Par exemple, comment se fait-il que tant de personnes réussissent si bien à apprendre l’anglais? Probablement pour deux raisons principales: les occasions qui abondent de participer à la vie du monde anglophone et la forte motivation ressentie par une large partie de la population dans le monde, à faire partie du ‘nous’ anglophone et du monde global.
Les deux vont de paire: puisque tant de gens veulent faire partie du ‘nous’ anglophone, les occasions d’y participer abondent, sous forme de films, conférences, réunions de travail, clubs etc. Des milliers d’occasions de parler anglais se présentent à nous et ceux qui ont la motivation pour le faire peuvent les saisir.
Tel n’est pas le cas pour la plupart des langues du monde; la motivation à faire partie de leur ‘nous’ est moindre et les occasions pour se faire sont bien moins nombreuses. Il y a de très fortes chances qu’une réunion de travail entre un Américain et un Ouzbek se fera en anglais et il en va probablement de même pour une réunion entre un Français et un Ouzbek.
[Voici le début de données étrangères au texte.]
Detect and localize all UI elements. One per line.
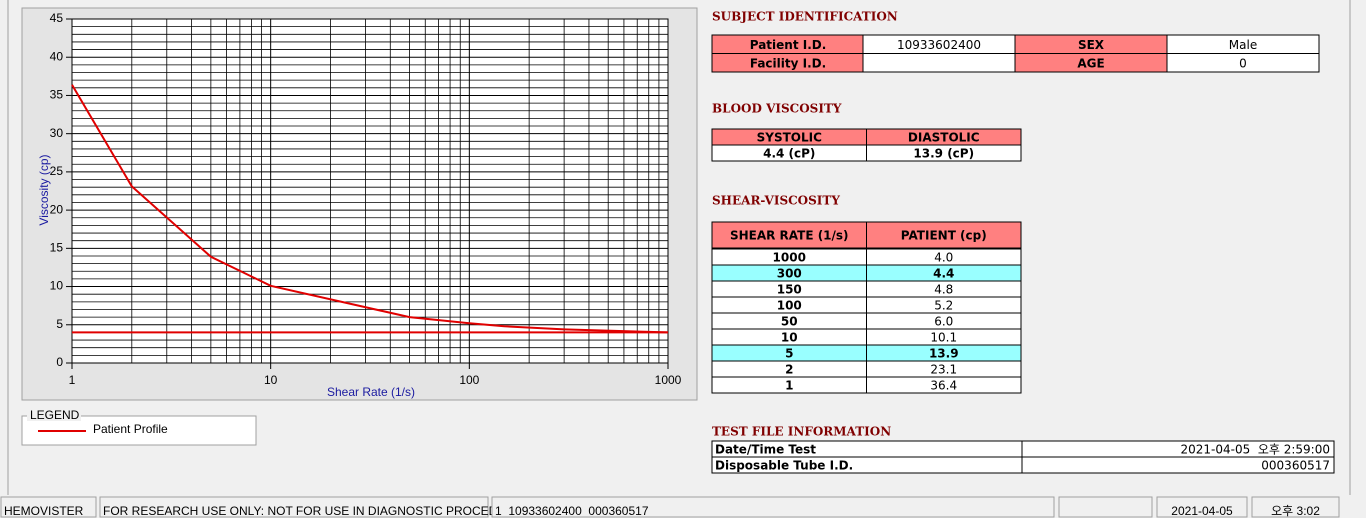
field-value-cell	[1166, 53, 1320, 73]
field-label: AGE	[1077, 56, 1104, 70]
patient-viscosity: 5.2	[934, 299, 953, 313]
x-tick-label: 1000	[655, 373, 682, 387]
status-text: 2021-04-05	[1171, 504, 1233, 518]
field-label: Facility I.D.	[750, 56, 826, 70]
shear-rate: 2	[785, 363, 793, 377]
field-label: SEX	[1078, 38, 1105, 52]
status-text: HEMOVISTER	[4, 504, 84, 518]
shear-rate: 10	[781, 331, 798, 345]
field-label: Patient I.D.	[750, 38, 827, 52]
field-value-cell	[1021, 456, 1335, 474]
patient-viscosity: 4.0	[934, 251, 953, 265]
field-value: 2021-04-05 오후 2:59:00	[1180, 443, 1330, 457]
column-header: SYSTOLIC	[757, 131, 822, 145]
section-title: BLOOD VISCOSITY	[712, 102, 842, 116]
column-header: DIASTOLIC	[908, 131, 980, 145]
field-value-cell	[862, 53, 1016, 73]
x-tick-label: 1	[69, 373, 76, 387]
section-title: TEST FILE INFORMATION	[712, 425, 891, 439]
shear-rate: 50	[781, 315, 798, 329]
column-header-cell	[866, 221, 1022, 249]
patient-viscosity-cell	[866, 376, 1022, 394]
shear-rate: 5	[785, 347, 793, 361]
status-cell	[1251, 496, 1340, 518]
column-header: PATIENT (cp)	[901, 229, 987, 243]
y-axis-label: Viscosity (cp)	[37, 154, 51, 225]
y-tick-label: 15	[50, 241, 64, 255]
plot-frame	[71, 18, 669, 364]
y-tick-label: 25	[50, 164, 64, 178]
field-value: 0	[1239, 56, 1247, 70]
legend-title: LEGEND	[30, 408, 80, 422]
y-tick-label: 40	[50, 49, 64, 63]
shear-rate: 1	[785, 379, 793, 393]
status-cell	[0, 496, 97, 518]
y-tick-label: 20	[50, 202, 64, 216]
field-value: 10933602400	[897, 38, 981, 52]
y-tick-label: 0	[56, 355, 63, 369]
section-title: SHEAR-VISCOSITY	[712, 194, 840, 208]
field-label: Date/Time Test	[715, 443, 816, 457]
field-label: Disposable Tube I.D.	[715, 459, 853, 473]
y-tick-label: 35	[50, 88, 64, 102]
legend-label: Patient Profile	[93, 422, 168, 436]
status-text: FOR RESEARCH USE ONLY: NOT FOR USE IN DI…	[103, 504, 531, 518]
y-tick-label: 45	[50, 11, 64, 25]
patient-viscosity: 6.0	[934, 315, 953, 329]
shear-rate: 300	[777, 267, 802, 281]
patient-viscosity: 36.4	[930, 379, 957, 393]
field-value: Male	[1229, 38, 1257, 52]
section-title: SUBJECT IDENTIFICATION	[712, 10, 898, 24]
y-tick-label: 30	[50, 126, 64, 140]
viscosity-value: 4.4 (cP)	[763, 147, 815, 161]
status-cell	[99, 496, 489, 518]
viscosity-value: 13.9 (cP)	[913, 147, 974, 161]
status-cell	[1058, 496, 1153, 518]
data-line	[71, 84, 669, 334]
plot-area	[72, 19, 668, 363]
shear-rate: 150	[777, 283, 802, 297]
legend-title-bg	[27, 409, 81, 421]
field-value: 000360517	[1261, 459, 1330, 473]
status-text: 1 10933602400 000360517	[495, 504, 649, 518]
patient-viscosity: 4.8	[934, 283, 953, 297]
column-header-cell	[711, 221, 867, 249]
patient-viscosity: 4.4	[933, 267, 954, 281]
x-axis-label: Shear Rate (1/s)	[327, 385, 415, 399]
status-cell	[491, 496, 1055, 518]
patient-viscosity: 13.9	[929, 347, 959, 361]
x-tick-label: 100	[459, 373, 479, 387]
y-tick-label: 5	[56, 317, 63, 331]
column-header: SHEAR RATE (1/s)	[730, 229, 849, 243]
patient-viscosity: 10.1	[930, 331, 957, 345]
y-tick-label: 10	[50, 279, 64, 293]
shear-rate: 100	[777, 299, 802, 313]
x-tick-label: 10	[264, 373, 278, 387]
patient-viscosity: 23.1	[930, 363, 957, 377]
shear-rate: 1000	[773, 251, 806, 265]
status-cell	[1156, 496, 1248, 518]
status-text: 오후 3:02	[1271, 504, 1320, 518]
viscosity-value-cell	[866, 144, 1022, 162]
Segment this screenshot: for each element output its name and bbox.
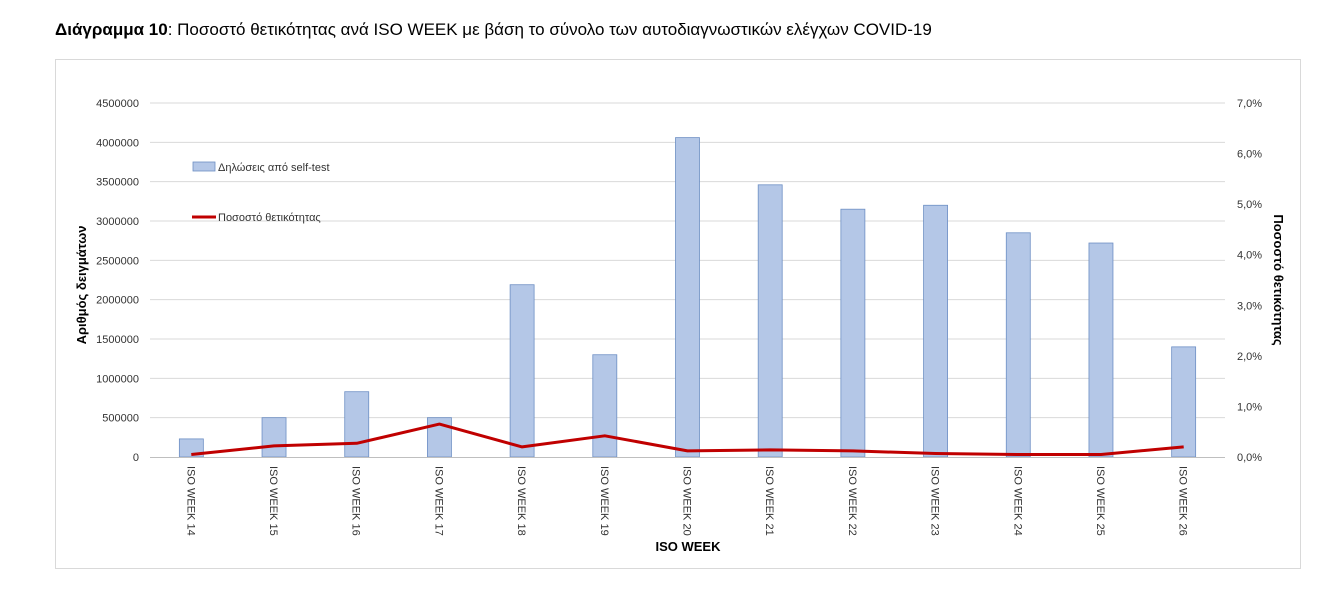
y-tick-label: 3500000: [96, 177, 139, 189]
positivity-line: [191, 422, 1184, 456]
bar: [592, 354, 618, 458]
x-tick-label: ISO WEEK 20: [681, 466, 693, 536]
y-tick-label: 0: [133, 452, 139, 464]
x-tick-label: ISO WEEK 19: [598, 466, 610, 536]
y-tick-label: 4000000: [96, 137, 139, 149]
y2-tick-label: 6,0%: [1237, 149, 1262, 161]
x-axis-ticks: ISO WEEK 14 ISO WEEK 15 ISO WEEK 16 ISO WEE…: [184, 466, 1188, 536]
x-tick-label: ISO WEEK 25: [1094, 466, 1106, 536]
line-series: [191, 422, 1184, 456]
y-tick-label: 1000000: [96, 373, 139, 385]
x-tick-label: ISO WEEK 26: [1177, 466, 1189, 536]
y2-tick-label: 2,0%: [1237, 351, 1262, 363]
bar: [1088, 242, 1114, 458]
legend: Δηλώσεις από self-test Ποσοστό θετικότητ…: [192, 161, 330, 224]
legend-bar-label: Δηλώσεις από self-test: [218, 162, 330, 174]
bar: [923, 204, 948, 458]
bar-series: [178, 137, 1197, 458]
chart-title: Διάγραμμα 10: Ποσοστό θετικότητας ανά IS…: [55, 20, 932, 40]
y2-axis-title: Ποσοστό θετικότητας: [1271, 214, 1286, 346]
bar: [1171, 346, 1197, 458]
bar: [1005, 232, 1031, 458]
bar: [344, 391, 370, 458]
y2-tick-label: 3,0%: [1237, 300, 1262, 312]
left-axis-ticks: 0 500000 1000000 1500000 2000000 2500000 30000…: [96, 98, 139, 464]
y-tick-label: 4500000: [96, 98, 139, 110]
x-tick-label: ISO WEEK 23: [929, 466, 941, 536]
x-tick-label: ISO WEEK 24: [1011, 466, 1023, 536]
y-tick-label: 500000: [102, 413, 139, 425]
x-tick-label: ISO WEEK 18: [515, 466, 527, 536]
y2-tick-label: 5,0%: [1237, 199, 1262, 211]
x-tick-label: ISO WEEK 17: [432, 466, 444, 536]
x-tick-label: ISO WEEK 22: [846, 466, 858, 536]
y2-tick-label: 0,0%: [1237, 452, 1262, 464]
x-tick-label: ISO WEEK 15: [267, 466, 279, 536]
bar: [675, 137, 700, 458]
y2-tick-label: 4,0%: [1237, 250, 1262, 262]
bar: [840, 208, 866, 458]
chart-title-text: : Ποσοστό θετικότητας ανά ISO WEEK με βά…: [167, 20, 932, 39]
chart-frame: [55, 59, 1301, 569]
x-axis-title: ISO WEEK: [655, 539, 721, 554]
legend-line-label: Ποσοστό θετικότητας: [218, 212, 321, 224]
right-axis-ticks: 0,0% 1,0% 2,0% 3,0% 4,0% 5,0% 6,0% 7,0%: [1237, 98, 1262, 464]
y-tick-label: 2000000: [96, 295, 139, 307]
bar: [757, 184, 783, 458]
y2-tick-label: 7,0%: [1237, 98, 1262, 110]
y-tick-label: 2500000: [96, 255, 139, 267]
y-tick-label: 1500000: [96, 334, 139, 346]
y2-tick-label: 1,0%: [1237, 401, 1262, 413]
x-tick-label: ISO WEEK 14: [184, 466, 196, 536]
chart-title-prefix: Διάγραμμα 10: [55, 20, 168, 39]
x-tick-label: ISO WEEK 16: [350, 466, 362, 536]
x-tick-label: ISO WEEK 21: [763, 466, 775, 536]
y-axis-title: Αριθμός δειγμάτων: [74, 226, 89, 345]
legend-bar-swatch: [192, 161, 216, 172]
y-tick-label: 3000000: [96, 216, 139, 228]
bar: [261, 417, 287, 458]
bar: [509, 284, 535, 458]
Ainsi, pour les apprenants d’une nouvelle langue, la question est la suivante: dans quelle mesure suis-je motivé pour participer au quotidien de ma nouvelle communauté, pour réduire l’écart des différences culturelles entre ma culture et celle où je me trouve maintenant, et comment puis-je être de plus en plus impliqué dans mon nouveau contexte de vie?
Pour apprendre une langue, il faut être un participant actif au sein du groupe qui donne vie à la langue… et pour participer, il faut être prêt à mettre de côté les paramètres ‘nous’ et ‘eux’ et choisir de transformer le ‘vous’ et ‘eux’ en ‘nous’.